Is stem cell therapy about to transform medicine and reverse ageing?

I’ve covered the ageing field for many years and seen a lot of promising rejuvenation therapies get hyped up then fall flat on their faces. Ground zero for this repeated cycle was resveratrol, a natural compound once touted by biotech company Sirtris Pharmaceuticals as a miracle anti-ageing drug. In 2008, pharmaceutical giant GlaxoSmithKline bought the company for $720 million, only to pull the plug five years later after the compound turned out to be a dud. Similar disappointments have bedevilled caloric restriction, drugs targeting the ageing master switch MTOR and senolytics designed to clear out zombie cells that are a key driver of ageing.

So when I heard about the first clinical trial of a new class of rejuvenation drugs, I tried not to get too excited. But the more I looked, the more I started to think, maybe this time it’s different. Make a mental note of “partial reprogramming”, because it could be the one that finally lives up to the hype.

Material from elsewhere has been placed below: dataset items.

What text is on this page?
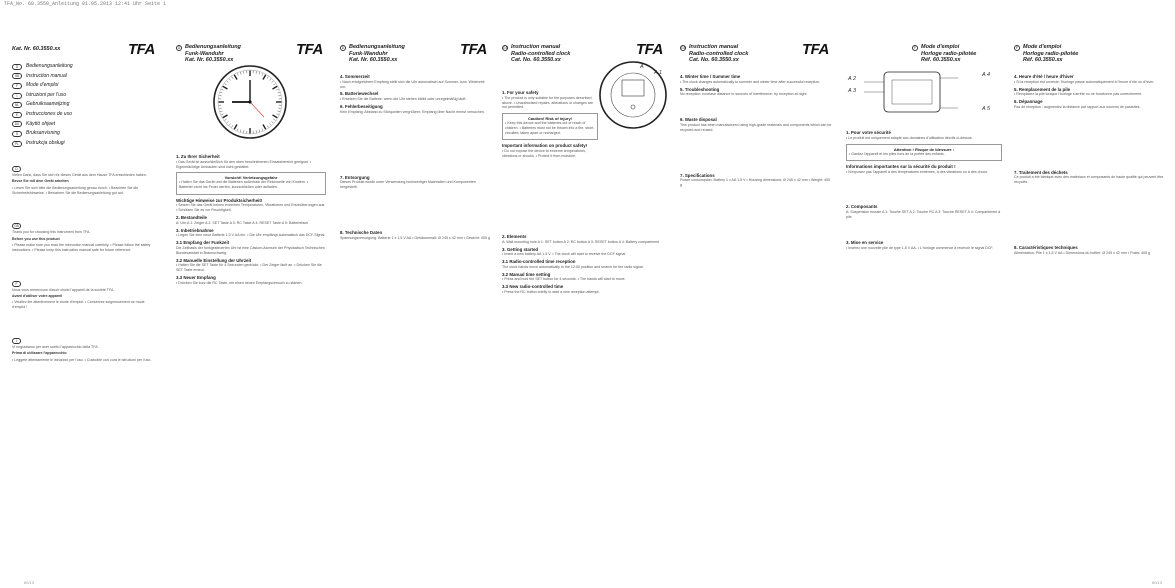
TFA_No. 60.3550_Anleitung 01.05.2013 12:41 Uhr Seite 1
TFA
Kat. Nr. 60.3550.xx
D	Bedienungsanleitung
GB	Instruction manual
F	Mode d'emploi
I	Istruzioni per l'uso
NL	Gebruiksaanwijzing
E	Instrucciones de uso
DK	Käyttö ohjeet
S	Bruksanvisning
PL	Instrukcja obsługi
D

Vielen Dank, dass Sie sich für dieses Gerät aus dem Hause TFA entschieden haben.

Bevor Sie mit dem Gerät arbeiten

• Lesen Sie sich bitte die Bedienungsanleitung genau durch. • Beachten Sie die Sicherheitshinweise. • Bewahren Sie die Bedienungsanleitung gut auf.

GB

Thank you for choosing this instrument from TFA.

Before you use this product

• Please make sure you read the instruction manual carefully. • Please follow the safety instructions. • Please keep this instruction manual safe for future reference.

F

Nous vous remercions d'avoir choisi l'appareil de la société TFA.

Avant d'utiliser votre appareil

• Veuillez lire attentivement le mode d'emploi. • Conservez soigneusement ce mode d'emploi !

I

Vi ringraziamo per aver scelto l'apparecchio della TFA.

Prima di utilizzare l'apparecchio

• Leggete attentamente le istruzioni per l'uso. • Custodite con cura le istruzioni per l'uso.

60/13
D Bedienungsanleitung
Funk-Wanduhr
Kat. Nr. 60.3550.xx
TFA
1. Zu Ihrer Sicherheit

• Das Gerät ist ausschließlich für den oben beschriebenen Einsatzbereich geeignet. • Eigenmächtige Umbauten sind nicht gestattet.

Vorsicht! Verletzungsgefahr

• Halten Sie das Gerät und die Batterien außerhalb der Reichweite von Kindern. • Batterien nicht ins Feuer werfen, kurzschließen oder aufladen.

Wichtige Hinweise zur Produktsicherheit!

• Setzen Sie das Gerät keinen extremen Temperaturen, Vibrationen und Erschütterungen aus. • Schützen Sie es vor Feuchtigkeit.

2. Bestandteile

A: Uhr A 1: Zeiger A 2: SET Taste A 3: RC Taste A 4: RESET Taste A 5: Batteriefach

3. Inbetriebnahme

• Legen Sie eine neue Batterie 1,5 V AA ein. • Die Uhr empfängt automatisch das DCF-Signal.

3.1 Empfang der Funkzeit

Die Zeitbasis der funkgesteuerten Uhr ist eine Cäsium-Atomuhr der Physikalisch Technischen Bundesanstalt in Braunschweig.

3.2 Manuelle Einstellung der Uhrzeit

• Halten Sie die SET Taste für 4 Sekunden gedrückt. • Der Zeiger läuft an. • Drücken Sie die SET Taste erneut.

3.3 Neuer Empfang

• Drücken Sie kurz die RC Taste, um einen neuen Empfangsversuch zu starten.

D Bedienungsanleitung
Funk-Wanduhr
Kat. Nr. 60.3550.xx
TFA
4. Sommerzeit

• Nach erfolgreichem Empfang stellt sich die Uhr automatisch auf Sommer- bzw. Winterzeit um.

5. Batteriewechsel

• Ersetzen Sie die Batterie, wenn die Uhr stehen bleibt oder unregelmäßig läuft.

6. Fehlerbeseitigung

Kein Empfang: Abstand zu Störquellen vergrößern; Empfang über Nacht erneut versuchen.

7. Entsorgung

Dieses Produkt wurde unter Verwendung hochwertiger Materialien und Komponenten hergestellt.

8. Technische Daten

Spannungsversorgung: Batterie 1 x 1,5 V AA • Gehäusemaß: Ø 245 x 42 mm • Gewicht: 405 g

GB Instruction manual
Radio-controlled clock
Cat. No. 60.3550.xx
TFA
A
A 1
1. For your safety

• The product is only suitable for the purposes described above. • Unauthorised repairs, alterations or changes are not permitted.

Caution! Risk of injury!

• Keep this device and the batteries out of reach of children. • Batteries must not be thrown into a fire, short-circuited, taken apart or recharged.

Important information on product safety!

• Do not expose the device to extreme temperatures, vibrations or shocks. • Protect it from moisture.

2. Elements

A: Wall mounting hole A 1: SET button A 2: RC button A 3: RESET button A 4: Battery compartment

3. Getting started

• Insert a new battery AA 1.5 V. • The clock will start to receive the DCF signal.

3.1 Radio-controlled time reception

The clock hands move automatically to the 12:00 position and search for the radio signal.

3.2 Manual time setting

• Press and hold the SET button for 4 seconds. • The hands will start to move.

3.3 New radio-controlled time

• Press the RC button briefly to start a new reception attempt.

GB Instruction manual
Radio-controlled clock
Cat. No. 60.3550.xx
TFA
4. Winter time / Summer time

• The clock changes automatically to summer and winter time after successful reception.

5. Troubleshooting

No reception: increase distance to sources of interference; try reception at night.

6. Waste disposal

This product has been manufactured using high-grade materials and components which can be recycled and reused.

7. Specifications

Power consumption: Battery 1 x AA 1.5 V • Housing dimensions: Ø 245 x 42 mm • Weight: 405 g

F Mode d'emploi
Horloge radio-pilotée
Réf. 60.3550.xx
A 2
A 3
A 4
A 5
1. Pour votre sécurité

• Le produit est uniquement adapté aux domaines d'utilisation décrits ci-dessus.

Attention ! Risque de blessure :

• Gardez l'appareil et les piles hors de la portée des enfants.

Informations importantes sur la sécurité du produit !

• N'exposez pas l'appareil à des températures extrêmes, à des vibrations ou à des chocs.

2. Composants

A: Suspension murale A 1: Touche SET A 2: Touche RC A 3: Touche RESET A 4: Compartiment à pile

3. Mise en service

• Insérez une nouvelle pile de type 1,5 V AA. • L'horloge commence à recevoir le signal DCF.

F Mode d'emploi
Horloge radio-pilotée
Réf. 60.3550.xx
4. Heure d'été / heure d'hiver

• Si la réception est correcte, l'horloge passe automatiquement à l'heure d'été ou d'hiver.

5. Remplacement de la pile

• Remplacez la pile lorsque l'horloge s'arrête ou ne fonctionne pas correctement.

6. Dépannage

Pas de réception : augmentez la distance par rapport aux sources de parasites.

7. Traitement des déchets

Ce produit a été fabriqué avec des matériaux et composants de haute qualité qui peuvent être recyclés.

8. Caractéristiques techniques

Alimentation: Pile 1 x 1,5 V AA • Dimensions du boîtier: Ø 245 x 42 mm • Poids: 405 g

60/13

The story starts in 2006, when Shinya Yamanaka at Kyoto University in Japan published a landmark paper in the journal Cell. He and his colleague Kazutoshi Takahashi had discovered that by adding just four genes to mature skin cells, they could rewind them back to an embryonic state. This gave them pluripotency, meaning they had regained the capacity to turn into almost any cell type. They called these miraculous cells induced pluripotent stem cells (iPSCs), and launched what quickly became one of the hottest tickets in biosciences.

The therapeutic potential of iPSCs was immediately obvious. Any disease caused by damaged or degenerating cells – of which there are probably thousands, including many of the diseases of old age – could, in principle, be cured. Take cells from the person, create iPSCs from them and implant them back into the target organ – say, a heart damaged by a cardiac arrest or a brain ravaged by Alzheimer’s. The iPSCs would naturally differentiate into healthy, youthful cells and fix the damage. In other words, rejuvenation. What is more, the technique promised a source of stem cells without ethically questionable practices such as cloning or the destruction of embryos.

It was also immediately obvious that the path from lab to clinic would be lengthy, arduous and possibly futile. Yamanaka’s research was in mice, and there was no guarantee it would work on human cells. The cells were embryo-like, but not identical to natural pluripotent cells. The process was also highly inefficient, with fewer than 1 in 1000 treated cells becoming pluripotent. And then there was the big C: Yamanaka used a retrovirus to ferry the genes into the cell because these viruses integrate their DNA into the host’s genome. That means the genes can be expressed but it also carries the risk of triggering carcinogenic mutations. On top of that, the genes – dubbed Yamanaka factors – are all growth-promoting and stay switched on permanently, which multiplies the cancer risk. One in particular, c-Myc, is strongly associated with many forms of cancer.

For these reasons and others, many commentators dismissed the therapeutic potential of iPSCs (although their scientific value has never been in doubt; Yamanaka shared the Nobel prize for his discovery in 2012). In 2008, Tom Okarma, president of biotech company Geron in California, told New Scientist: “These, at best, are proxies for natural [embryonic stem cells]. They can never be used… It’s technically infeasible as well as ridiculously costly.”

One by one, however, the hurdles have been cleared. Yamanaka himself demonstrated that the technique worked on human cells, and also that he could induce pluripotency without c-Myc. Other teams devised ways to get the genes into cells without retroviruses, using adenoviruses instead. In 2016, a new concept arrived – partial reprogramming. Instead of inserting the genes and letting them stay active and hence potentially dangerous, why not switch them on for a time and then switch them off? Or repeatedly switch them on and off? That might push cells back some of the way to pluripotency and still be rejuvenating, while reducing the risk of them running riot. It worked.

Which brings us back to the clinical trial, the first time that partial reprogramming has been tested in humans. The target is glaucoma, an age-related degenerative eye condition, and a similar condition called non-arteritic anterior ischemic optic neuropathy (NAION).

The 18 participants – 12 with glaucoma and six with NAION – will each receive a single injection into the eye of a non-infectious virus carrying the Yamanaka factors minus c-Myc. These will be activated for 56 days using an oral drug, then switched off. It is a phase I trial, so the aim is to prove that the treatment is safe. If so, the trial moves on to phase II, to see whether it stalls or reverses the degeneration. If it does – which we won’t know for many years – the company behind the drug, Life Biosciences in Massachusetts, intends to go after a whole raft of other diseases. Many other companies are also in the partial reprograming game.

So, watch this space. Partial reprogramming may just be the next big flop waiting to happen. But if it succeeds, we’re in a new world. As João Pedro de Magalhães, then at the Institute of Ageing and Chronic Disease at the University of Liverpool, UK, told me in 2019: “If just one company becomes successful, given that slowing down ageing would impact so much in medicine and society, that would be transformative.”